- Kanji: 劇場版 BEM 〜BECOME HUMAN〜
- Revised Hepburn: Gekijōban Bemu ~Bekōmu Hyūman~
- Directed by: Hiroshi Ikehata
- Screenplay by: Atsuhiro Tomioka
- Based on: Humanoid Monster Bem by ADK Emotions
- Produced by: Fumihiro Ozawa; Kana Yajima; Makoto Hijikata; Masao Fukuda; Tetsuya Kinoshita;
- Starring: Katsuyuki Konishi; M.A.O.; Kensho Ono; Maaya Uchida; Kenji Nomura; Junichi Suwabe; Wataru Takagi; Shizuka Itō; Nana Mizuki; Toshiya Miyata; Koichi Yamadera;
- Edited by: Yoshinori Murakami
- Music by: Soil & "Pimp" Sessions; Michiru;
- Production company: Production I.G
- Distributed by: The Klockworx Co., Ltd.
- Release date: October 2, 2020;
- Running time: 90 minutes
- Country: Japan
- Language: Japanese

= BEM: Become Human =

2020 film by Hiroshi Ikehata

 is a 2020 Japanese animated horror adventure film directed by Hiroshi Ikehata and written by Atsuhiro Tomioka; the film is based on the Humanoid Monster Bem franchise by ADK Emotions. Produced by Production I.G and distributed by The KlockWorx, the story takes place after the events of the 2019 anime television series, as Sonia Summers searches for Bem, Bela, and Belo after they have disappeared. The film stars the voices of Katsuyuki Konishi, M.A.O., Kensho Ono, Maaya Uchida, Kenji Nomura, Junichi Suwabe, Wataru Takagi, Shizuka Itō, Nana Mizuki, Toshiya Miyata and Koichi Yamadera. The film was released in Japan on October 2, 2020.

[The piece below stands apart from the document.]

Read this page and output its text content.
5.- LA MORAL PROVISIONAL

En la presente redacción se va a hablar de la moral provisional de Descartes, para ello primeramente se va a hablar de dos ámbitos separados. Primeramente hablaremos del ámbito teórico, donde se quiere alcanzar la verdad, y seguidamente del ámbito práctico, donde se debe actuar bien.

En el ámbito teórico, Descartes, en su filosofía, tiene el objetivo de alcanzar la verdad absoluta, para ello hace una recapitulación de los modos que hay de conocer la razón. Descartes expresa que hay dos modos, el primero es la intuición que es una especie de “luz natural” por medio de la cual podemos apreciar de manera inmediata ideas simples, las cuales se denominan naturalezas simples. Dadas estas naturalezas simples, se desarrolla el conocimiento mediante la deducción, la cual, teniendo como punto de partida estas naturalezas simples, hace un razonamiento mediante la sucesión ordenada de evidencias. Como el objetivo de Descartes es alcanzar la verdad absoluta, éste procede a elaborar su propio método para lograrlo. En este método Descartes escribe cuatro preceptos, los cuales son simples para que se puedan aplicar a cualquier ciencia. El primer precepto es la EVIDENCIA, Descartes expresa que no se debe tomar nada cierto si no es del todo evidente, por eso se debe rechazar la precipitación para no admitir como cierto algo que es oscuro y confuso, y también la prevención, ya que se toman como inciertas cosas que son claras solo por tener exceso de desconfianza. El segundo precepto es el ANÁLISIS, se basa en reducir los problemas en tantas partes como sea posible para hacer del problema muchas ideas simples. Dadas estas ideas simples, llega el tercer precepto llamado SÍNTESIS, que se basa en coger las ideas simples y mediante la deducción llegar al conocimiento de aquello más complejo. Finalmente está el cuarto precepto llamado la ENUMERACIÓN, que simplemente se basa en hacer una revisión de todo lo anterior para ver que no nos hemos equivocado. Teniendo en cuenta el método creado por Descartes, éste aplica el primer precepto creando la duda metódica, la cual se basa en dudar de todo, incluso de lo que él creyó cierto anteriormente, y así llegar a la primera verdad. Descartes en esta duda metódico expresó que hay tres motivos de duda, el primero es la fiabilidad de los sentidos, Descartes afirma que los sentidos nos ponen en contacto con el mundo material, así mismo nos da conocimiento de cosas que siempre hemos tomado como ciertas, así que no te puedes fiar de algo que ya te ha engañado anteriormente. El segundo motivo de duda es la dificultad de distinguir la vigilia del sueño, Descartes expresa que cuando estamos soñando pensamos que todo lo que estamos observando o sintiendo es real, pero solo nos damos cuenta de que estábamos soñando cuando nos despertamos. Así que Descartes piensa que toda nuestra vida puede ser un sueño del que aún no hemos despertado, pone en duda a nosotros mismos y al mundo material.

Funimation licensed the film, which was released on its website on October 29, 2020.

==Synopsis==
Two years after Bem, Bela, and Belo defeated Vega, Sonia Summers is on a search for the three. On Doracho Chemicals, a city within an island, she stumbles upon a man named Belm that bears a similar resemblance to Bem, with Bela and Belo being separated and doing their own things.

==Voice cast==

| Character | Japanese voice cast | English voice cast |
|---|---|---|
| Bem/Belm | Katsuyuki Konishi | Gabe Kunda |
| Bela | M.A.O. | Dani Chambers |
| Belo | Kensho Ono | Aaron Dismuke |
| Sonia Summers | Maaya Uchida | Felecia Angelle |
| Emma Eisberg | Nana Mizuki | Bryn Apprill |
| Greta Reed | Shizuka Itō | Elizabeth Maxwell |
| Lorezo Nepmuceno Draco | Wataru Takagi | Michael Schwalbe |
| Dr. Recycle | Junichi Suwabe | Daman Mills |
| Joel Woods | Kenji Nomura | Jason Douglas |
| Burgess | Toshiya Miyata | Ryan Colt Levy |
| Manstoll | Koichi Yamadera | Jason Liebrecht |

==Production==
In June 2020, it was announced that a film adaptation of the Humanoid Monster Bem anime series was in the works, with the key staff and cast members from the 2019 television series returning to their respective positions: Hiroshi Ikehata is directing the film, with Atsuhiro Tomioka providing the screenplay and Miho Matsumoto providing the character designs, while Production I.G is solely handling the animation production. That same month, it was announced that Kis-My-Ft2 boyband member Toshiya Miyata was cast as Burgess. Voice actors Nana Mizuki, Shizuka Itō, Koichi Yamadera, and Wataru Takagi were cast as new characters the following month. J-Pop singer Rib provided the theme song for the film, titled "unforever."

==Release==
The film was released in theaters in Japan on October 2, 2020. The film was licensed by Funimation and streamed on its website in the United States, Canada, the United Kingdom, and Ireland on October 29, 2020.

==Reception==
===Critical reception===
Theron Martin of Anime News Network gave the film a solid B rating and stated, "While I might have liked to see the main villain and his motives developed a little more, the movie is generally paced well and fully completes its intended story."